Until recently, a PBA presence at a 100 Blacks press conference was about as expected as a Duff-Perelman family reunion. But in a town where the police have been losing the benefit of the doubt, Adams and 100 Blacks are starting to leave the fringe behind. "Being able to have his name next to the PBA, that's a major development," says NYCLU chief Norman Siegel. "Once Giuliani and Safir are gone, Eric and the group will be invited in more and more."

Adams's infiltration has been slow and not without missteps. He rose up in the Guardians, the NYPD's official black fraternal order, before helping form 100 Blacks, designing it to be elite, secretive, and unaffiliated with the force. The group's structure, Adams says, "came from years of experience understanding how law enforcement, with cointelpro and other tactics, infiltrated organizations of color." There's no open enrollment and no actual leader, only an Arthurian ten-member council of co-founders, with Adams as spokesperson.
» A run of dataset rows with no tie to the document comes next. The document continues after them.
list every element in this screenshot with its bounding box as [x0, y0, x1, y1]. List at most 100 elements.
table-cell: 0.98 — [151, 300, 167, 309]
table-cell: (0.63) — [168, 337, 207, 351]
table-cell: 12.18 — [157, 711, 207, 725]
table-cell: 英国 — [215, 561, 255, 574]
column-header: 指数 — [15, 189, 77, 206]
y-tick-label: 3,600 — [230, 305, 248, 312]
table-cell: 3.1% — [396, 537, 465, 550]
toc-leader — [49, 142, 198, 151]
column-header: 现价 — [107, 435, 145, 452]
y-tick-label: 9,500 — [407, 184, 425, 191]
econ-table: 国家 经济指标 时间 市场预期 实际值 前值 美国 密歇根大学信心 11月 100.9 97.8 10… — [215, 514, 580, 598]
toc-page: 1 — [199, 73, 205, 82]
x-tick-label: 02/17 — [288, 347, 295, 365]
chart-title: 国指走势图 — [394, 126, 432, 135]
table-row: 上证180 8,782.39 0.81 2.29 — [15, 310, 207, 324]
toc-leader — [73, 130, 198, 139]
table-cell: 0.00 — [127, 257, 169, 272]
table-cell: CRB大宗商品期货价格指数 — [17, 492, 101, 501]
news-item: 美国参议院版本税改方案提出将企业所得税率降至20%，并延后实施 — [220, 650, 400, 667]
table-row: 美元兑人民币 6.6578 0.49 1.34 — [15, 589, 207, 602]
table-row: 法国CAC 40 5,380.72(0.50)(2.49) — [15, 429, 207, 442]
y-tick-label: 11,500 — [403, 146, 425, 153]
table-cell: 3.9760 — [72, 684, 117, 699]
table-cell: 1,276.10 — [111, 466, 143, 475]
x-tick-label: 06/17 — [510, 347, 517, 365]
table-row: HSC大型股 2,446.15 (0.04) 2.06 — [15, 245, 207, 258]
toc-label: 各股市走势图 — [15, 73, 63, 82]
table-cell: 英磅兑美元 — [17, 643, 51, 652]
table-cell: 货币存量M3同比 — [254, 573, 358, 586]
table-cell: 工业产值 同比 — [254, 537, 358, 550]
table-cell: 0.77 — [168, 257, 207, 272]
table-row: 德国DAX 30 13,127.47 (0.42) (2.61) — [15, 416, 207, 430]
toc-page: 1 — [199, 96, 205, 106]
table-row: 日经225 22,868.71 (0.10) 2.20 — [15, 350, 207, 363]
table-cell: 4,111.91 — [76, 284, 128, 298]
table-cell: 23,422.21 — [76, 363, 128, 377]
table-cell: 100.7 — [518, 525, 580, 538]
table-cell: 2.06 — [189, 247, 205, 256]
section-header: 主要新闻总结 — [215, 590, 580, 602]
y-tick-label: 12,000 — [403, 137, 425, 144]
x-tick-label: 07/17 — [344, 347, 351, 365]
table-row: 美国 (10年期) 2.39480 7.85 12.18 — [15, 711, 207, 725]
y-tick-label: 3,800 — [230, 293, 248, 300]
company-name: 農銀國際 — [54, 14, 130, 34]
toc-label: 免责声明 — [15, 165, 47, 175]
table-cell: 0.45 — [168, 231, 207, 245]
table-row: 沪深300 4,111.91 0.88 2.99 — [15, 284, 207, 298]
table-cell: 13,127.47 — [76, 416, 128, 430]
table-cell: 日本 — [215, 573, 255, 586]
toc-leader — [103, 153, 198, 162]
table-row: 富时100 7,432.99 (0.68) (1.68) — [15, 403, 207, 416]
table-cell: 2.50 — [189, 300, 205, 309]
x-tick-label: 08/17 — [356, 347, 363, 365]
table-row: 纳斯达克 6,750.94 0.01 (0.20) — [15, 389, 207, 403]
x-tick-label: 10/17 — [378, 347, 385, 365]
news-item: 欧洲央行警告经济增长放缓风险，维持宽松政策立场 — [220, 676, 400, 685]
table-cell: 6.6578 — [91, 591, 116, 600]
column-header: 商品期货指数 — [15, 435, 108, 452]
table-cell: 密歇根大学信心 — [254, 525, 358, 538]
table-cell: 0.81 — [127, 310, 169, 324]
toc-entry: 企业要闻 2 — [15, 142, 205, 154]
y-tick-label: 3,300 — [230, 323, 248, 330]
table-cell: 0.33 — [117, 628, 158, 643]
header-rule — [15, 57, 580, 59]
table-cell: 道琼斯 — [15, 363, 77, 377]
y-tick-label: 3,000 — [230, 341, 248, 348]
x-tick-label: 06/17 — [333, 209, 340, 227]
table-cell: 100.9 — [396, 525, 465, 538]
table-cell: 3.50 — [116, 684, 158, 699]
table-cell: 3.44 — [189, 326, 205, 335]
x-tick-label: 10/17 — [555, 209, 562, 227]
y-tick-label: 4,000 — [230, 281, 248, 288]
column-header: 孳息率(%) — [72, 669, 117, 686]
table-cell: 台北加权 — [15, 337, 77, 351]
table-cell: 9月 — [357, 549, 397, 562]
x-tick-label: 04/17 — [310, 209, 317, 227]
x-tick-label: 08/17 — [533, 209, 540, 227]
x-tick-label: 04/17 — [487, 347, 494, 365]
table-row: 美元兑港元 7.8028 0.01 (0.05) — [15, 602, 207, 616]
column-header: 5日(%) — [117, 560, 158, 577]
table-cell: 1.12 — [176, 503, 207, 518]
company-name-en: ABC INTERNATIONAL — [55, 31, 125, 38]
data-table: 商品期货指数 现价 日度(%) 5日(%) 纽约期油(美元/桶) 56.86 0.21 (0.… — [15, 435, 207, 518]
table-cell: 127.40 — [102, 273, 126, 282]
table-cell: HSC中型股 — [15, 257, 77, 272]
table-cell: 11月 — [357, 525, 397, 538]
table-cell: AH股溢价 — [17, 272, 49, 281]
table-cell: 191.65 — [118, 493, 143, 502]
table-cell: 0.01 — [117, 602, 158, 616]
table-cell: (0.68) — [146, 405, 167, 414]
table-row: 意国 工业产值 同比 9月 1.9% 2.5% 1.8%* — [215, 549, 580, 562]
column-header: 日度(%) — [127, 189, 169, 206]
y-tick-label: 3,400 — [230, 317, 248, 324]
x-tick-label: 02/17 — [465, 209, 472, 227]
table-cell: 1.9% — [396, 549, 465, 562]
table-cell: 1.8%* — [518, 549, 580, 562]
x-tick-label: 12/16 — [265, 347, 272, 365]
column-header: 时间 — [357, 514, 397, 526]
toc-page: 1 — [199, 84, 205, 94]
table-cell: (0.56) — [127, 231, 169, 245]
From the start, though, Adams proved to be something of a loudmouth: During David Dinkins's failed re-election effort, he questioned Giuliani ally Herman Badillo's commitment to Hispanics by pointing out that his wife was Jewish, only to be disowned by Dinkins in the press. In 1994, he ran for Congress against Major Owens in Brooklyn, losing the primary after the Nation of Islam endorsed him.

But the times may have finally caught up with Adams. After the Diallo shooting, the group had one rancorous meeting with Safir where, Adams remembers, "we volunteered to spearhead the recruitment drive. We tried to establish a liaison with his top brass to prevent another Amadou by changing police training. But he didn't want any of that -- he was the commissioner, and he knew what he was doing." A year later, the post-Diallo, post-Dorismond NYPD is a place where recruitment is an acknowledged failure and police training is under fire -- but the climate is a little less explosive. Adams has changed a bit, too. At the "cordial" July 18 meeting, Adams says, he was moved to wish Safir well with his "health issues." "There was disagreement, but little to no hostility," Adams reflects. It's a sign, perhaps, of Adams's own evolution as a leader.

"He needs to learn more about the dynamics of police-community relations," says Siegel, "but he's becoming more nuanced on that. And he's learning to work in multiracial coalitions." Now that he's won a little affirmation, Adams says he'd like to "get my hands dirty" again in a congressional campaign. And, naturally, he's writing an autobiography. Someday soon, in a courtroom or a morning talk show or at One Police Plaza, Eric Adams's infiltration will be televised.